THE COLOR OF SUCCESS: Touted widely as "another 'Color Purple,' " Sherley Anne Williams' "Dessa Rose" (William Morrow) was already in its third printing within one month of publication. Paperback rights to the San Diego novelist's first book have been sold to Berkley for $100,000, reports Williams' agent, Sandra Dijkstra, and film rights to United Artists for an Irwin Winkler production with screenplay by Williams.
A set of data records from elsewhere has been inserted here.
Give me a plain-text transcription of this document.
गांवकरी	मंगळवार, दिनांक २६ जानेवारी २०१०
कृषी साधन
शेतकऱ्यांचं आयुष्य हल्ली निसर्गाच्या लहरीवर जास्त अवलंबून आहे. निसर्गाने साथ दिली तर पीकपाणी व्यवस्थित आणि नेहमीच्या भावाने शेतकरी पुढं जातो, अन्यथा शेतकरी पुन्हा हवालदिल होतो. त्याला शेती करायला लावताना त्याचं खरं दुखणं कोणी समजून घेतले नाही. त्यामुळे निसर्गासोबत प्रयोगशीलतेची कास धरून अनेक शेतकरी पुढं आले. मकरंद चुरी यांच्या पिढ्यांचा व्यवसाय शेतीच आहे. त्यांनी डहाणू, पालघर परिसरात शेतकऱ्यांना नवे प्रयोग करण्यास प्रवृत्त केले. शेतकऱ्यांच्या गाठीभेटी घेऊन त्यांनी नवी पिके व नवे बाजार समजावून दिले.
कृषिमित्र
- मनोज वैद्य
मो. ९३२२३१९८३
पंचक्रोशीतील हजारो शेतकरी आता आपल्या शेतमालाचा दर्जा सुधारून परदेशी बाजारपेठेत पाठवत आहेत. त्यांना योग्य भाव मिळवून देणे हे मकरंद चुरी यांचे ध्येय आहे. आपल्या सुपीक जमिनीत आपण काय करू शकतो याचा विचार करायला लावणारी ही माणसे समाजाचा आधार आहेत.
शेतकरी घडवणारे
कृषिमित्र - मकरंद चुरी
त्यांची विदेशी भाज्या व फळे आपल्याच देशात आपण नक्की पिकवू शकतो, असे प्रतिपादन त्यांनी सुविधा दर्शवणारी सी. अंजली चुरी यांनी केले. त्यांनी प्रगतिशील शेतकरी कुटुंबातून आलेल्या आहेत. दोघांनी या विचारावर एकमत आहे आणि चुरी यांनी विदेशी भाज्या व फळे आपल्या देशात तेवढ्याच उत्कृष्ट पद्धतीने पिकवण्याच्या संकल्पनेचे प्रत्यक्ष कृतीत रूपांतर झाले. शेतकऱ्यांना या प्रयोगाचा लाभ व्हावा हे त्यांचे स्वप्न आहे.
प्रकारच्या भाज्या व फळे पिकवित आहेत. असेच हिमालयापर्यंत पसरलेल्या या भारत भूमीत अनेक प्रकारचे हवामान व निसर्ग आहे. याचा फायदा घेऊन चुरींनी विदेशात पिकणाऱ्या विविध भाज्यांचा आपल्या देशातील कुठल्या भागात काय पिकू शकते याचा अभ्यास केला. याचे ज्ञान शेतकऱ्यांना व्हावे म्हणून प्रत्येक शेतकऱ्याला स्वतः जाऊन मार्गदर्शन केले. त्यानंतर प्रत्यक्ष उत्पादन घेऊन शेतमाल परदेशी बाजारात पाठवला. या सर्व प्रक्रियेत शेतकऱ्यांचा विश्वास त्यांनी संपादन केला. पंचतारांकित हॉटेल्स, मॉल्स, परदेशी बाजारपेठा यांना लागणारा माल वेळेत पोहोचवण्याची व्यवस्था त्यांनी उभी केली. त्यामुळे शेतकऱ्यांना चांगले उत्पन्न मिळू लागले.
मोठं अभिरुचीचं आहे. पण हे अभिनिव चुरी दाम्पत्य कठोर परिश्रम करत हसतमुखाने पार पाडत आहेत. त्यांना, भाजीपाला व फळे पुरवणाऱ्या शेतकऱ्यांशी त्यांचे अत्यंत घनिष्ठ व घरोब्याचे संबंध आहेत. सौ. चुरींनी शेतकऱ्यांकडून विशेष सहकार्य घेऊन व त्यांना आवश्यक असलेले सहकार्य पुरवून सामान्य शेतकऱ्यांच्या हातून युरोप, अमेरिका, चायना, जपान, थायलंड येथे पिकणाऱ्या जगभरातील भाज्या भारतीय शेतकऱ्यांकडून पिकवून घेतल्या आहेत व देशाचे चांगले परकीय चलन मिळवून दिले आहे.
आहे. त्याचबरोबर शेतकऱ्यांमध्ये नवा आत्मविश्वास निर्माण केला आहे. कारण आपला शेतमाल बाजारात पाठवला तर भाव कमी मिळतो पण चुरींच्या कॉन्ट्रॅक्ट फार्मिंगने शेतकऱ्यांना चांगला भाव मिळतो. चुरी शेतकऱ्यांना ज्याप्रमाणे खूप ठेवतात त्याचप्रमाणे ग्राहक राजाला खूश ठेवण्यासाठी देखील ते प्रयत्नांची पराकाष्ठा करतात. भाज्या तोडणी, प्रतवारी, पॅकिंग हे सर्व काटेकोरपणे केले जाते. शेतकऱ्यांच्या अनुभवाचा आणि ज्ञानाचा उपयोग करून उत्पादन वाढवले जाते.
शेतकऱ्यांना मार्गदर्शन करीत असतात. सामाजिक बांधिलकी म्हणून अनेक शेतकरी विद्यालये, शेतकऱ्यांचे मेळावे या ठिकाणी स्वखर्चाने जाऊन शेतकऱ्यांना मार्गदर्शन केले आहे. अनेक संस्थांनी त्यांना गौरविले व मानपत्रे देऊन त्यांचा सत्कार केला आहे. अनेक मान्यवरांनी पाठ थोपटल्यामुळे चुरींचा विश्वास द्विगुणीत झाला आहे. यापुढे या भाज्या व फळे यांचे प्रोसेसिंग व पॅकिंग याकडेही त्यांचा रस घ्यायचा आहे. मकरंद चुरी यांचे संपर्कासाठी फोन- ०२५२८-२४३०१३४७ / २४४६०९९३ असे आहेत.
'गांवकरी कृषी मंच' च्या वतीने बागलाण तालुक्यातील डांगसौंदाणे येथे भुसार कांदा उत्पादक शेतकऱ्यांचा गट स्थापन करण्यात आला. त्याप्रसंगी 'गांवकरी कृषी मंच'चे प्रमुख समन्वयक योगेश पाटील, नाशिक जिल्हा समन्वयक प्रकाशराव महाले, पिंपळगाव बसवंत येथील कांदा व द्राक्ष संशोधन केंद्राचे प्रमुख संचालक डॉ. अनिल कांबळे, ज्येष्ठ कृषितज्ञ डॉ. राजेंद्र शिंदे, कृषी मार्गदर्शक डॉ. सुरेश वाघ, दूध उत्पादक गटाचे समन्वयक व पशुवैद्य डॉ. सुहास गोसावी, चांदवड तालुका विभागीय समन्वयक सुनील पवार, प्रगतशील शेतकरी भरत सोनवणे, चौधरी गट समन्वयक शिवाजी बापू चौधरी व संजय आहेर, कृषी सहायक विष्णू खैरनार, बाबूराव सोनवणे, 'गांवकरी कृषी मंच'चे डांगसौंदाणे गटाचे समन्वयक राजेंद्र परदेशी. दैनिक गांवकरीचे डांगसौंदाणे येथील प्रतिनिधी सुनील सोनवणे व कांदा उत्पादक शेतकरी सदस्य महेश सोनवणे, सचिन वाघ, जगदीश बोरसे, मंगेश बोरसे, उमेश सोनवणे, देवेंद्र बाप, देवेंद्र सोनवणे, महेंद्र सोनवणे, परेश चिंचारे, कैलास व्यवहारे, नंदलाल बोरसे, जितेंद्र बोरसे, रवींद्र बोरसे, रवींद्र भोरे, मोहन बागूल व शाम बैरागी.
NOW WHAT? In recent days, Bertelsmann, the German publishing giant which owns Bantam, the American mass-market paperback house, has acquired Doubleday, a hardcover publisher which just a few years ago acquired Dell, another mass-market paperback publisher. At that time, Dell had a hardcover imprint of its own, Dial, which Doubleday eventually retired. Will Bertelsmann retire the large and well-established Dell paperback line in favor of Bantam? Not likely, though not inconceivable. But there is another duplication in the merger: that of Doubleday's huge hardcover output with Bantam's small, recently created hardcover line. Bantam hardcover would seem to be the likely candidate for elimination, but its success with books like "Iacocca" and "Yeager" has been phenomenal.
Similar rearrangements of chairs may be under way a few stops south on the Manhattan subway. British-owned Penguin has just acquired New American Library, another mass-market paperback publisher. But Penguin, well-known for its trade (bookstore-sold) paperbacks as distinct from the mass-market (drugstore-sold, airport-sold, etc.) paperbacks which NAL relies on, also owns the distinguished hardcover publisher Viking. And NAL acquired, not long ago, a complementary hardcover house, E. P. Dutton. Will Penguin keep both Dutton and Viking at the status quo?